Rand había dicho que a solas, pero por lo visto Aviendha no creía que eso la incluyera a ella. Se quedó a dos pasos de él, ni más ni menos; la mayor parte del tiempo observaba a Rand con una expresión indescifrable, pero de vez en cuando echaba una ojeada a Mat, frunciendo el ceño y mirándolo de arriba abajo. Rand no le prestaba la menor atención y, a pesar de su aparente prisa de antes, ahora no daba señales de tener ninguna. Recorrió la tienda con la mirada, aunque Mat se preguntó con inquietud si realmente la estaba viendo. Tampoco había mucho que ver. Olver había vuelto a poner las dos lámparas encima de la mesa plegable de campaña. También era plegable la silla, así como el lavabo y el camastro.

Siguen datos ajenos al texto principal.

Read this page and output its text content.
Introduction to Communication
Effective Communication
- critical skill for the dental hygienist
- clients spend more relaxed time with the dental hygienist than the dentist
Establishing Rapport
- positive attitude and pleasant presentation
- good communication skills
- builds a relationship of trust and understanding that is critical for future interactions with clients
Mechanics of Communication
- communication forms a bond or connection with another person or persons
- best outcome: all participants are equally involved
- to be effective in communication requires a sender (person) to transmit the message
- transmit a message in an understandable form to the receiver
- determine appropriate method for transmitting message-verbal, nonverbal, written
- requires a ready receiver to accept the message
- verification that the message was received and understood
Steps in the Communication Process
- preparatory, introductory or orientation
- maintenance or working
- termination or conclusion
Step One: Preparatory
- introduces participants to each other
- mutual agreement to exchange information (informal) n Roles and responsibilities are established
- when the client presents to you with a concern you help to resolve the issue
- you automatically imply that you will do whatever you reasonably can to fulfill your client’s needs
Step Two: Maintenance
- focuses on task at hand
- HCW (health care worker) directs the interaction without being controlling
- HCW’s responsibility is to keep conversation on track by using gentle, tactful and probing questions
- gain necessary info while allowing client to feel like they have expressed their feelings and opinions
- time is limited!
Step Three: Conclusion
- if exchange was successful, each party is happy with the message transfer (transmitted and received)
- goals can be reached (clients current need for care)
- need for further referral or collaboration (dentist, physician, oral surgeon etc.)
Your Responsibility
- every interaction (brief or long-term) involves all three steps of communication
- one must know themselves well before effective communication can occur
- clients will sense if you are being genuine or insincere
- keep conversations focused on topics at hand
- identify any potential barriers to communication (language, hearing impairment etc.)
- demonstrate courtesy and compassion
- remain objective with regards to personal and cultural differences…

Todos los muebles estaban lacados en negro, con unas líneas doradas. Si un hombre disponía de dinero, bien podía gastarlo en algo. Las rajas abiertas por los Aiel en la lona de la tienda se habían remendado cuidadosamente, pero a pesar de ello seguían notándose. Mat no aguantó más el silencio.

—¿Qué ocurre, Rand? Espero que no hayas decidido cambiar los planes a estas alturas.

No hubo respuesta, sólo una mirada como si Rand acabara de recordar que estaba allí. Lo puso nervioso a Mat. Pensaran lo que pensaran Daerid y el resto de la Compañía, se esforzaba al máximo para eludir las batallas. A veces, sin embargo, el ser ta’veren jugaba en su contra; así es como él lo veía. Creía que Rand tenía algo que ver en ello; era un ta’veren más fuerte, lo bastante para que a veces Mat casi sintiera el tirón. Si Rand metía baza, a Mat no le sorprendería encontrarse en medio de una batalla aunque estuviese durmiendo en un granero.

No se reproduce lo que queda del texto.